Une production hollywoodienne remise en cause
 
Convoqué par les gendarmes l’homme ne reconnait pas les faits et refuse même de signer le procès-verbal. Cependant la jeune femme, se doutant qu’elle devrait produire des preuves pour appuyer ses dires avait enregistré plusieurs conversations sur son portable. Des enregistrements audio qui figurent au dossier et dont des extraits seront diffusés lors de l’audience. A la barre, le prévenu maintient ne l’avoir jamais harcelé et qu’il ne sait pas qui est l’homme que l’on entend sur les bandes.

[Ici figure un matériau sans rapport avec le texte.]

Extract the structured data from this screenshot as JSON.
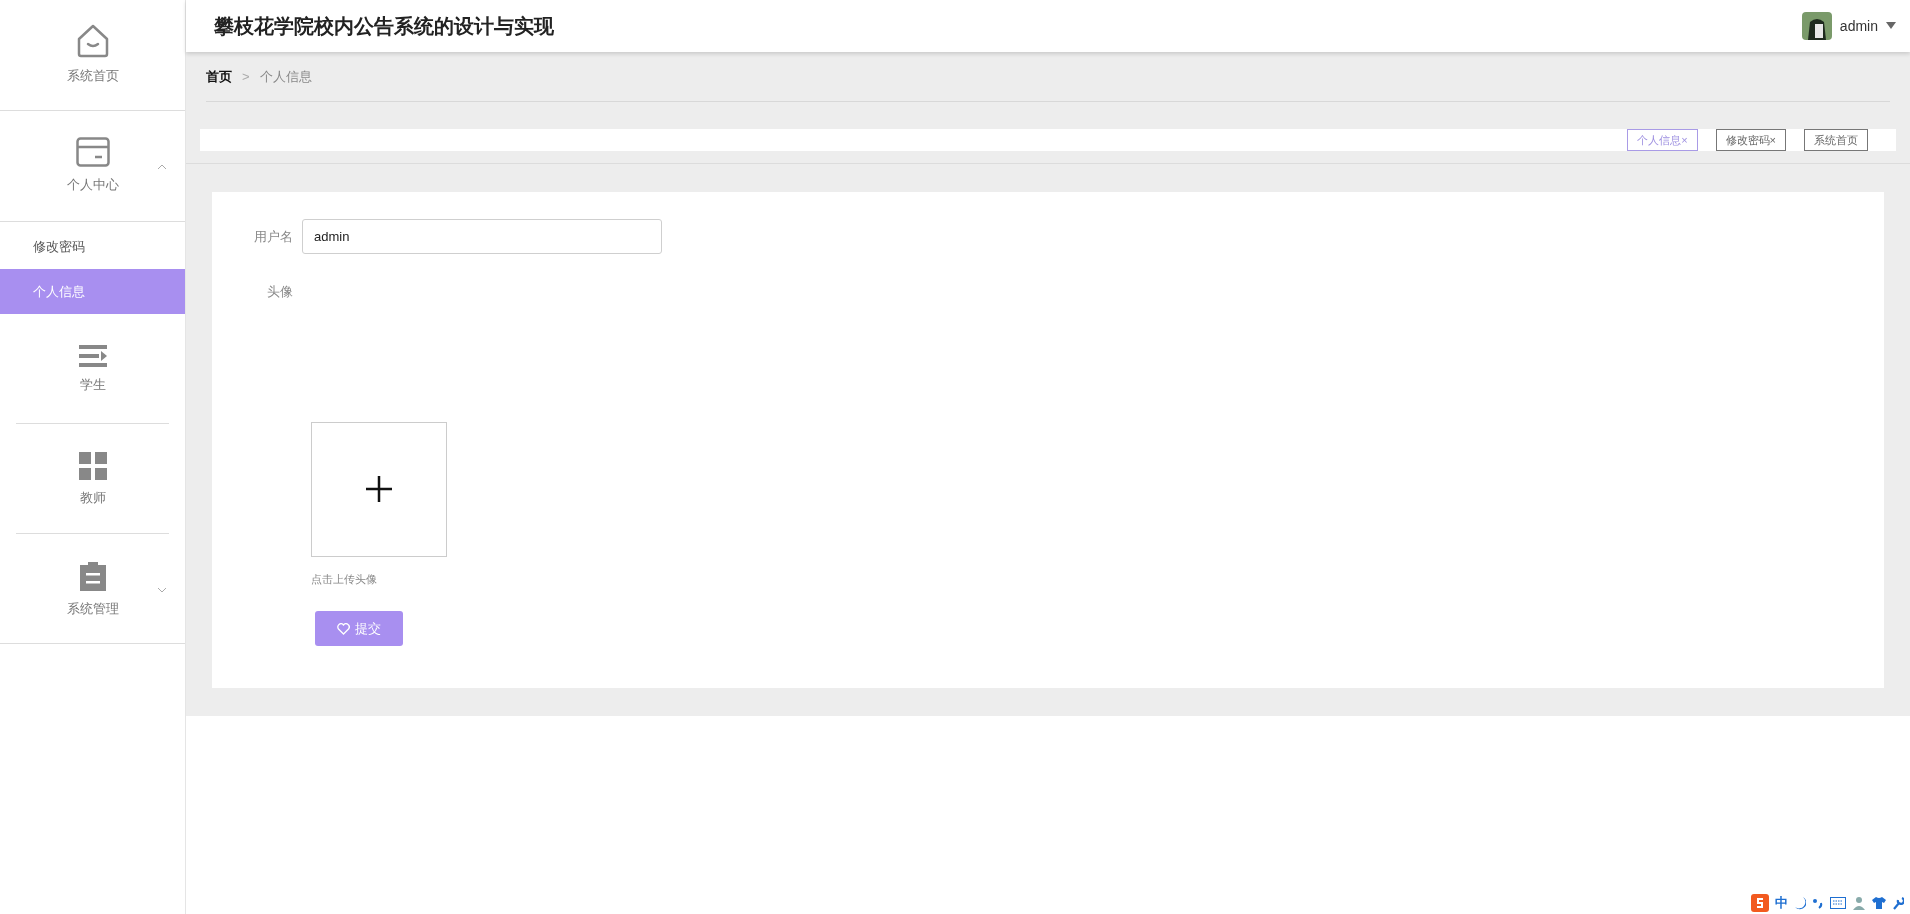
{
  "header": {
    "title": "攀枝花学院校内公告系统的设计与实现",
    "user": {
      "name": "admin"
    }
  },
  "sidebar": {
    "items": [
      {
        "label": "系统首页",
        "kind": "home"
      },
      {
        "label": "个人中心",
        "kind": "card",
        "expanded": true,
        "children": [
          {
            "label": "修改密码",
            "selected": false
          },
          {
            "label": "个人信息",
            "selected": true
          }
        ]
      },
      {
        "label": "学生",
        "kind": "list"
      },
      {
        "label": "教师",
        "kind": "grid"
      },
      {
        "label": "系统管理",
        "kind": "clipboard",
        "expanded": false
      }
    ]
  },
  "breadcrumb": [
    "首页",
    "个人信息"
  ],
  "breadcrumb_separator": ">",
  "tabs": [
    {
      "label": "个人信息",
      "close": "×",
      "selected": true
    },
    {
      "label": "修改密码",
      "close": "×",
      "selected": false
    },
    {
      "label": "系统首页",
      "selected": false
    }
  ],
  "form": {
    "username": {
      "label": "用户名",
      "value": "admin"
    },
    "avatar": {
      "label": "头像",
      "hint": "点击上传头像"
    },
    "submit": "提交"
  },
  "ime_toolbar": {
    "mode": "中"
  }
}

Le procureur se dit consterné par la ligne de défense du prévenu qui réfute tous les faits et notamment le fait que l’on reconnaisse sa voix sur les enregistrements. Si ce n’est pas lui, les enregistrements sont, selon le ministère public, digne d’une production hollywoodienne, car outre les deux protagonistes de l’affaire, on entend les bruits du frottement du téléphone dans la poche, les employés, les clients … les procès-verbaux sont aussi montés de toute pièce si l’on en croit le prévenu. «Le harcèlement, c’est le fait d’imposer de façon répétée des propos qui portent atteinte à la dignité, ou qui sont intimidants ou offensants. Un comportement abject qui à la longue mène a une grande détresse psychologique ». Le substitut du procureur salue la bravoure de la jeune femme qui a su aller jusqu’au bout de sa démarche sans se décourager. Dans le cas précis, il juge que les faits sont avérés et requiert six mois de prison avec sursis et une amende de 15 000 €.
L’avocat de la défense remet en doute l’authenticité des bandes, et note qu’elles sont illicites puisqu’il est interdit d’enregistrer les gens. Il estime que c’est une procédure à charge.
Le tribunal a suivi les réquisitions du ministère public et a prononcé à l’encontre du prévenu une peine de six mois de prison assortie du sursis, 10 000 € d’amende et une peine d’inéligibilité de quatre ans. Les demandes de dommages et intérêts de la partie civile sont renvoyées à l’audience sur intérêts civils du 25 janvier prochain.